Ariel’s Music [UK premiere]
The Tempest, Op.109 – Prelude and Suites 1 & 2
Michael Collins (clarinet)
Prospero – Richard Goulding
Ferdinand – Geoff Breton
Miranda – Sasha Higgins
Ariel / Caliban – Benedict Hopper
Stephano / Trinculo – Phillip Langhorne
BBC Symphony Orchestra
Di Trevis – Director [The Tempest]
Reviewed by: Richard Whitehouse
Reviewed: 18 April, 2008
Venue: Barbican Hall, London
This BBC Symphony Orchestra concert might be thought to have alluded to Shakespeare’s “The Tempest” in both works. In fact, the title of Brett Dean’s clarinet concerto Ariel’s Music (1995) refers to the daughter of actor Paul Michael Glaser, whose daughter died from AIDS in 1988, followedby her mother (who had contracted HIV as the result of a blood transfusion) six years later.
While such a context might be thought to render objective criticism impossible, the work succeeds admirably on its own terms. Curiously, though, for all the (justified) exposure Dean’s music has had in the UK over recent years, that his first major orchestral work should have taken so long to reach these shores. In the event, it evinces most of the qualities that have made this composer a leading figure of his generation, albeit with an audible reliance on formal and expressive procedures from earlier composers that might have been expected at this stage of his career (Dean remained a violist in the Berlin Philharmonic until 1999). The opening ‘Elegy’ is a plangent lament, made more so by the central scherzo that ratchets up tension accordingly, while the ensuing ‘Circumstances’ widens the music’s scope with a driving energy – reaching a dissonant climax from which spills forth a fractured cadenza, followed by a postlude which revisits earlier material as the work draws to its sombre close.
Ariel’s Music was given a commanding performance by Michael Collins (his part conceived for Dean’s brother Paul), aggressive and poetic by turns, and the BBCSO responded with alacrity to the densely yet vividly wrought orchestral writing. Good that the work has received an airing here, but its impact might have been greater had Dean’s stylistic evolution not been so well charted these last few years.

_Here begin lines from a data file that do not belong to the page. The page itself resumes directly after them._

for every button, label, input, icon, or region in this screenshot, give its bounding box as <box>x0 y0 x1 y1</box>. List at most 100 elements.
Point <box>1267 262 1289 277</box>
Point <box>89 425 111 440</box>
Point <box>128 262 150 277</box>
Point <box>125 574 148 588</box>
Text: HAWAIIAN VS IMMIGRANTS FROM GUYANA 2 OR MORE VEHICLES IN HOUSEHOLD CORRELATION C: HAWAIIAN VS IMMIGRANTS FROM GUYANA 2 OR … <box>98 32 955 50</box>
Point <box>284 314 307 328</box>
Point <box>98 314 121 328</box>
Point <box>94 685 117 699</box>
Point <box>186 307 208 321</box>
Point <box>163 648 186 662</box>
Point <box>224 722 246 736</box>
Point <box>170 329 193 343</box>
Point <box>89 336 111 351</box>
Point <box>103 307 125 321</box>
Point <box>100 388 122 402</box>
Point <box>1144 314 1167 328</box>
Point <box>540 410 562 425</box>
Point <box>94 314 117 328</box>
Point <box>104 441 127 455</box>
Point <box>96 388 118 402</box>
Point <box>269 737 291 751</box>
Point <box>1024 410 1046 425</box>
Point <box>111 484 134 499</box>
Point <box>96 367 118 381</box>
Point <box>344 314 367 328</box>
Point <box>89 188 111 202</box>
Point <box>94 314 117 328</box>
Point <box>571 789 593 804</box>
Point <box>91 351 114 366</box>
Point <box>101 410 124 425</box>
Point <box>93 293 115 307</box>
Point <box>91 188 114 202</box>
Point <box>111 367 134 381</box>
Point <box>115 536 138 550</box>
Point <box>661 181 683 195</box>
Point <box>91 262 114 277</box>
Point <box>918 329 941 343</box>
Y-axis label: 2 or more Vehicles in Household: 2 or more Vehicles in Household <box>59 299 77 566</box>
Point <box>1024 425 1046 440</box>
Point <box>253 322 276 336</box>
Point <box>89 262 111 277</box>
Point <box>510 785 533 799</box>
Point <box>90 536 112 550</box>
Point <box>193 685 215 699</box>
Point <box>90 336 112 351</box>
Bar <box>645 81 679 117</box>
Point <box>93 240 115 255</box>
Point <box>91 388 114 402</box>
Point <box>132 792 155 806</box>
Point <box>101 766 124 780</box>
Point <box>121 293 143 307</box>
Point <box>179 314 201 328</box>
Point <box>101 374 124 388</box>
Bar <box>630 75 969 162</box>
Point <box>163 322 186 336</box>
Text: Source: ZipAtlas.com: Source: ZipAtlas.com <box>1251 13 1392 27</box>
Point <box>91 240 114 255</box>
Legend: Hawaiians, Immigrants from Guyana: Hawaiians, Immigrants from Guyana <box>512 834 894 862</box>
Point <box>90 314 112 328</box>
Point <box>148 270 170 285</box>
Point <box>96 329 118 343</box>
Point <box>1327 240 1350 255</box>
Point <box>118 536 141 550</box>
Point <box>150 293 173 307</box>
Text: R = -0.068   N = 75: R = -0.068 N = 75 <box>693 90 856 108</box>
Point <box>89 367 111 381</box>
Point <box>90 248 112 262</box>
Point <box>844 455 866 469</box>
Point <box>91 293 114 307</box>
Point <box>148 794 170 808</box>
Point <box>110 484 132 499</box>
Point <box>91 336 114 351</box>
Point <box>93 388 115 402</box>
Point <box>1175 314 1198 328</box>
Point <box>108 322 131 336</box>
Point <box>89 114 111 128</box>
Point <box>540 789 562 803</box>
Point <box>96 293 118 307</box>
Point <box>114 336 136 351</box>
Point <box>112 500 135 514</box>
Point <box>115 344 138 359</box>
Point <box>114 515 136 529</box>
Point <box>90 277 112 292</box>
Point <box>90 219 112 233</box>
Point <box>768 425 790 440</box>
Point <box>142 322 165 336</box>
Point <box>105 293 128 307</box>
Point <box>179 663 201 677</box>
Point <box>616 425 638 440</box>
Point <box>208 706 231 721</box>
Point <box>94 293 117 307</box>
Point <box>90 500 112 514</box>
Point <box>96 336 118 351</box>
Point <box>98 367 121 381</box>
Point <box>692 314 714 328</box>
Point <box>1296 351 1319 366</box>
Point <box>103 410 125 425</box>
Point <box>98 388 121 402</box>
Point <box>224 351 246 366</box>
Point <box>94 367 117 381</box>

Shakespeare’s play came into its own, of course, in the second half – a performance of the Prelude and two Suites that Sibelius arranged from his lavish incidental music to a 1926 production in Copenhagen. What transpired, however, was not the above as usually heard in the concert hall, but a chronological semi-staging by Di Trevis that was interspersed with excerpts from “The Tempest” itself. This had a lot going for it: not least that it enabled listeners to hear the music in context (and, for all Osmo Vänskä’s advocacy at the Proms last year, it does work better on its own in this form than as the original theatre score) and also relate it directly to the relevant passage in the drama. The scenicpresentation was of a ‘dress rehearsal’ as might have taken place at Copenhagen’s Royal Theatre, and the overall conflation moved forward such that the 80-minute whole lacked little in continuity.
The actors involved were young professionals, who acquitted themselves with no mean appreciation of their individual roles within the drama. Richard Goulding had the authority necessary for Prospero, Geoff Breton was an ardent Ferdinand and Sasha Higgins an equally impulsive Miranda; Benedict Hopperpointed up contrasts between Ariel and Caliban, while Phillip Langhorne made the most of the cameo roles of Stephano and Trinculo – the more effective given his contribution had little music around it.

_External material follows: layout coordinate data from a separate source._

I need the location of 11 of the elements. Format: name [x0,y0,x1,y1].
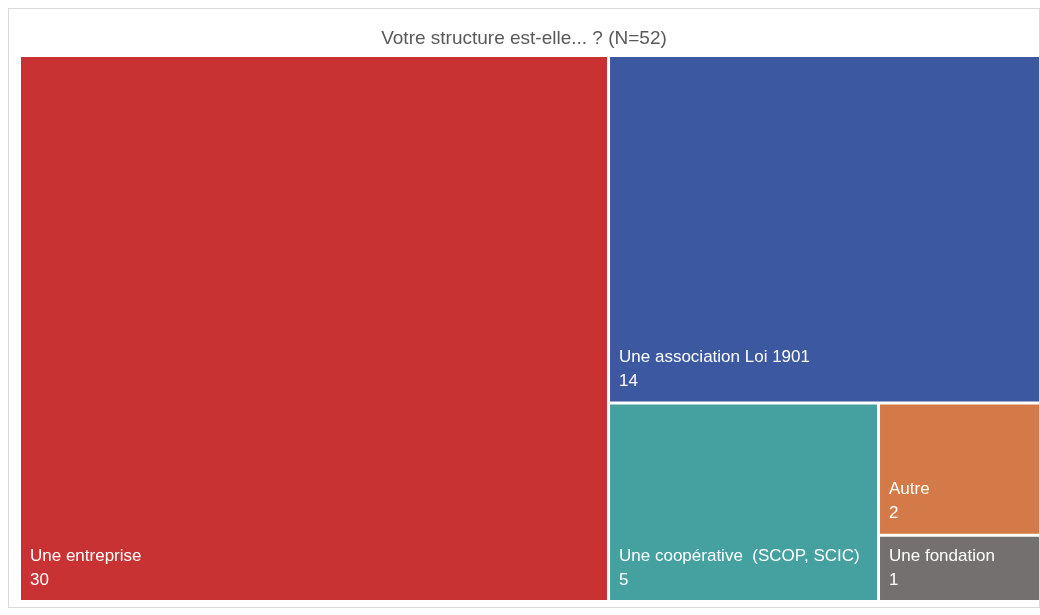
category-label: Une fondation [889,545,995,565]
data-label: 14 [619,370,638,390]
category-label: Autre [889,479,930,499]
category-label: Une coopérative (SCOP, SCIC) [619,545,860,565]
data-label: 2 [889,503,899,523]
data-label: 1 [889,569,899,589]
data-label: 5 [619,569,629,589]
data-label: 30 [30,569,49,589]
category-label: Une entreprise [30,545,142,565]
text: Votre structure est-elle... ? (N=52) [381,27,667,48]
category-label: Une association Loi 1901 [619,346,810,366]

John Storgårds lived the music from the inside – the Prelude as calamitous and ominous as it should be, with few failings in the 18 movements that follow. A presentation such as this does mean that most of the deeper and more intense pieces come in the first half – though the various dances that follow were characterfully dispatched, while the use of ‘The Storm’ (an abbreviation of the Prelude to end the First Suite) to round off proceedings made for an effective, because decisive solution. “The Tempest” is a play to which no one could fully do justice, but Sibelius arguably comes closer than any other in musical terms and this semi-staging presented his score in a largely positive light.